Forward Path: Finalize schema removal. Archive migration manifest.
Rollback Path: Halt DROP execution. Restore from point-in-time recovery (PITR) snapshot. Re-add columns via Phase 1 scripts. Re-enable legacy app version. For multi-terabyte tables, apply Handling Large Table Alterations Without Locks using batched cleanup routines.
Safety Checks & Environment Parity
Maintain strict parity between staging and production. Every migration script must be reversible.
Pre-Flight Validation Matrix
| Check | Command/Tool | Pass Criteria |
|---|---|---|
| Foreign Key Integrity | SELECT * FROM information_schema.table_constraints WHERE constraint_type = 'FOREIGN KEY'; |
Zero orphaned references |
| Index Bloat | pg_stat_user_indexes / SHOW INDEX |
Bloat ratio < 1.5x |
| Query Plan Regression | EXPLAIN (ANALYZE) vs baseline |
No sequential scans on indexed columns |
| Schema Diff | schema-diff staging prod |
100% parity before Phase 3 |
Environment Parity Enforcement
- Dev: Ephemeral databases, rapid iteration. No strict promotion gates.
- Staging: Production topology replica. Automated load testing. Mandatory approval gates between phases.
- Prod: Immutable deployment pipeline. Pre-flight checks block promotion if thresholds fail. Replicate production topology in staging to validate migration scripts under identical load profiles.
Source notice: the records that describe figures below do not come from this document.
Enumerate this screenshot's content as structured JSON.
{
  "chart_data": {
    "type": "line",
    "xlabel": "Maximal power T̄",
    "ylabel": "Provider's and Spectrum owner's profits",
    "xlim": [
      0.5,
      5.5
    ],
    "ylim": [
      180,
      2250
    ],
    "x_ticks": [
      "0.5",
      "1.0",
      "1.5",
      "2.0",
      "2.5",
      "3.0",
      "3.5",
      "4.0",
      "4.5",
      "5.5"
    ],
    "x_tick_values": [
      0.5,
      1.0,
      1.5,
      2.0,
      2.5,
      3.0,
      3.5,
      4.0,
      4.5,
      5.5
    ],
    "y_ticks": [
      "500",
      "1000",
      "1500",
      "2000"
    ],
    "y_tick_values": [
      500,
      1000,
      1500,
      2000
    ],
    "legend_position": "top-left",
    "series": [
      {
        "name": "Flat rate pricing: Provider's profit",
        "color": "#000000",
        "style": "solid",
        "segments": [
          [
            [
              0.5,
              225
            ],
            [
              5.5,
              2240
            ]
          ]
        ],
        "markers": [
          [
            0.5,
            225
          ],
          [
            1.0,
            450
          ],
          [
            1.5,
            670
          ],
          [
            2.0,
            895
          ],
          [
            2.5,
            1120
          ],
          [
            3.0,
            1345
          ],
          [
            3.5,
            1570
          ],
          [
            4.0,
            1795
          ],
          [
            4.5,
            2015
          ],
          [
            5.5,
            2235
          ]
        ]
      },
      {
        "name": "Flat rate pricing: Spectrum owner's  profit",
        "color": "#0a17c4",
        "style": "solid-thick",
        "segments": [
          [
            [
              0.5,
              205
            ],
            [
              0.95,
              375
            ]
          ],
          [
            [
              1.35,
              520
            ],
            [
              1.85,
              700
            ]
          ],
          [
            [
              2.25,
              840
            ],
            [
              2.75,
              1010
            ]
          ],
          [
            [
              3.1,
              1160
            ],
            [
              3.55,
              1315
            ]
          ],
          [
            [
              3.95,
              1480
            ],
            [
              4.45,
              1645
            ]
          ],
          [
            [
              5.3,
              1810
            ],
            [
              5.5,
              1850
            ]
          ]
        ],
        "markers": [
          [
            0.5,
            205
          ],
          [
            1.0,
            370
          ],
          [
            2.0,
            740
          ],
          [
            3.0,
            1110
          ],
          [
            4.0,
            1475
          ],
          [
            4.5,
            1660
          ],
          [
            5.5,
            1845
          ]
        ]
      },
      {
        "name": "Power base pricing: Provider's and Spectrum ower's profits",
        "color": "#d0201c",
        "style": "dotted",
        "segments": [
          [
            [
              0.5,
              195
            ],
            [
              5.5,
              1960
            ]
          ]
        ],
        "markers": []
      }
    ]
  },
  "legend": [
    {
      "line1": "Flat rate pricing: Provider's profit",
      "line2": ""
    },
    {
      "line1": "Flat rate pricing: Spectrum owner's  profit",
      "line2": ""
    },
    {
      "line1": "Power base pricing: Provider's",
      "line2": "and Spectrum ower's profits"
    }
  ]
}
Rollback Paths & Incident Response
Define explicit rollback triggers for each phase. Never skip validation gates.
Incident Decision Matrix
| Phase | Trigger | Immediate Action | Recovery Path |
|---|---|---|---|
| Phase 1 | Legacy write failures (>0.5% error rate) | Halt deployment, revert app | Drop new column, restore V1 binary |
| Phase 2 | Replication lag > 2s or checksum mismatch | Disable dual-write, route to legacy | Re-run backfill with reduced batch size |
| Phase 3 | Lock contention > 30s or deadlock spike | ABORT transaction, pause cleanup |
PITR restore, re-add legacy column, extend observation window |
Maintain automated PITR snapshots and versioned migration manifests to guarantee reversible deployments. Enforce mandatory 48-hour monitoring windows post-contract to catch delayed batch jobs or cached queries.